Use Grafana to Monitor Flask apps with Prometheus

Use Grafana to Monitor Flask apps with Prometheus

Table of Contents

  1. Introduction
  2. Overview
  3. Example
    1. Prometheus
    2. Running an app
    3. Flask app inside
    4. Grafana
  4. Conclusion

Introduction

Flask is a widely used Python framework for building simple web applications, as well as being popular for REST APIs. If your Flask application has a lot of requests and is sensitive to request delays, it is essential to keep track of its metrics. Monitoring Flask with Prometheus is the perfect tool for this. When used in combination with Grafana, it can help make your app’s metrics easier to understand. 

                  

In this article, we are going to create a simple demo application to show you how to monitor Flask apps, and give you an idea of how a third-party Python library simplifies the process. We will use the Hosted Prometheus and Grafana as a Service from MetricFire.

                    

MetricFire also offers a 14 day free trial, you can even book a demo with us and get started on your monitoring needs!

        

       

Overview

Prometheus, unlike Graphite, does not wait until the data is sent to it. Instead, it actively extracts metrics, sending requests to the observed application. The application should respond to it with a set of metrics in text format. Prometheus uses its query language to deal with these metrics.

              

If an application can not provide Prometheus metrics on its own due to third party systems, there is a list of special tools called exporters. They extract metrics from the application and issue them on request in the Prometheus format.

             

The application and the exporter are separated in this case, and changes within the application do not affect the issuance of metrics. If we create our own application, we can use any of these options. But if we run someone else’s application, we may not be able to change its code.

      

If we want our application to generate metrics on its own, we can add tools for this in our code using a special tool - the client library. They can be official from the creators of Prometheus or written by other people. Prometheus Client is the official Python client library. 

               

We will be using Flask Prometheus Metrics, which is another library based on the official client and adapted specifically as a metrics exporter for monitoring Flask apps. It provides some essential metrics from a web application that any host wants to have.

                                            

                                                                         

Example

We will start by creating a directory for this project.

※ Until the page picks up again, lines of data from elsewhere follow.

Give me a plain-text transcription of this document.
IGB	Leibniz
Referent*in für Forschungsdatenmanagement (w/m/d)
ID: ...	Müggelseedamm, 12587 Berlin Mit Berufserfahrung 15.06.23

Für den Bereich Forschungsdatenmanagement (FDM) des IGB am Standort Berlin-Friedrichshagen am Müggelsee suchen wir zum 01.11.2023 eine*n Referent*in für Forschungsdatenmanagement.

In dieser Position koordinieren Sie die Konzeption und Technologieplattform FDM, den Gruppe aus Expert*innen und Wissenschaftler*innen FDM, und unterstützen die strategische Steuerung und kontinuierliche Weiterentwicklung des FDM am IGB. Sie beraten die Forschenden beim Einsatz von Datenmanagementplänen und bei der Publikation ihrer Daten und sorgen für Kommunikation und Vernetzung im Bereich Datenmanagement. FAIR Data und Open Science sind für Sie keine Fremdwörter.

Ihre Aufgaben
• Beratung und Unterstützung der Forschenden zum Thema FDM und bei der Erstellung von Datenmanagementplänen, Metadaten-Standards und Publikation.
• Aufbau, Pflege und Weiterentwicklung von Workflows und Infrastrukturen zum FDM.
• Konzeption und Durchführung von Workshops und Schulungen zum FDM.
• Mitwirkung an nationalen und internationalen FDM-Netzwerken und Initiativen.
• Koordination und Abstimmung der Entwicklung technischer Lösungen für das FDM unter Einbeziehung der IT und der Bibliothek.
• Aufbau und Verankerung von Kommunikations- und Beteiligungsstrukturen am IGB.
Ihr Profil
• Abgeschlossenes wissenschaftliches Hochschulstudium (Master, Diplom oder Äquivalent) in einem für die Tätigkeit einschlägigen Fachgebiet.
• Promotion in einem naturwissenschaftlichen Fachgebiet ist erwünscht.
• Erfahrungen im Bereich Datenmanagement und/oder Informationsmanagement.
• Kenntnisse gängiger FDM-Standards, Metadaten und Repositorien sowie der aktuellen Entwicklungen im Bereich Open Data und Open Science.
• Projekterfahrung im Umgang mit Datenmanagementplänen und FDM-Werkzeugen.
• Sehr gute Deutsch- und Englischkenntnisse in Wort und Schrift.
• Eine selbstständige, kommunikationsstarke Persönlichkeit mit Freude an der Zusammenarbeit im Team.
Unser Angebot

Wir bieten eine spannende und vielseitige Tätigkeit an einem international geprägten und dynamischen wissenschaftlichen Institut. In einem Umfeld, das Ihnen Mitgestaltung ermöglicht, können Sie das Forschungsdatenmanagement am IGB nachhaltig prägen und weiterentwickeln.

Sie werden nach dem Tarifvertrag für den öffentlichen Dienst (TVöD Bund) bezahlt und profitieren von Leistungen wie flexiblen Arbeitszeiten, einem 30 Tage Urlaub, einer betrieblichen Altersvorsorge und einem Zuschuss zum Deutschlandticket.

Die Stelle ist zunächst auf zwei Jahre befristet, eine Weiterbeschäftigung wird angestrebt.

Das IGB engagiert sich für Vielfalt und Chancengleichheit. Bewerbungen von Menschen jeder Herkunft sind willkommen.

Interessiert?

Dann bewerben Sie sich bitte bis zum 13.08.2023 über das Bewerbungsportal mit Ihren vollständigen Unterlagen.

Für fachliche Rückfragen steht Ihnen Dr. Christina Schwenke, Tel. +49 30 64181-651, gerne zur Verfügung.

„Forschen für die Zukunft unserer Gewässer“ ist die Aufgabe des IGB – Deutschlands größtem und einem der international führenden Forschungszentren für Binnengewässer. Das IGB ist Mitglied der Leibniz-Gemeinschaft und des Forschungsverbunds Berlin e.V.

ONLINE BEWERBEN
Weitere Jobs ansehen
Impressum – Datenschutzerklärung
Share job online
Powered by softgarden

Let’s name the folder   “monitoring_flask_app”. We’ll be creating all subsequent files and subfolders in this main folder.    

         

Prometheus

We need Prometheus running to use this app. The easiest way to use Prometheus is through the Docker image. All you need to have installed for this tutorial is Docker and Docker Compose.

Let’s create a Docker Compose config for our Prometheus as shown below.

            

version: "3"  
services:  
 prometheus:
      image: prom/prometheus:latest
      ports:
      -9090:9090

           

As a side note, we don’t necessarily need Docker Compose for this step. We have only one container and not many rules, so we could simply run the command in the terminal for Docker itself. However, as we are going to expand our configs through this article, this first step is necessary. 

            

At the moment, we only use the official Prometheus image and open port 9090 for the container with Prometheus. We can run this container with the following command:

        

docker-compose up

              

By default, Prometheus listens to itself. We can go to the URL http://localhost:9090/targets and see that “http://localhost:9090/metrics” is the only target/endpoint.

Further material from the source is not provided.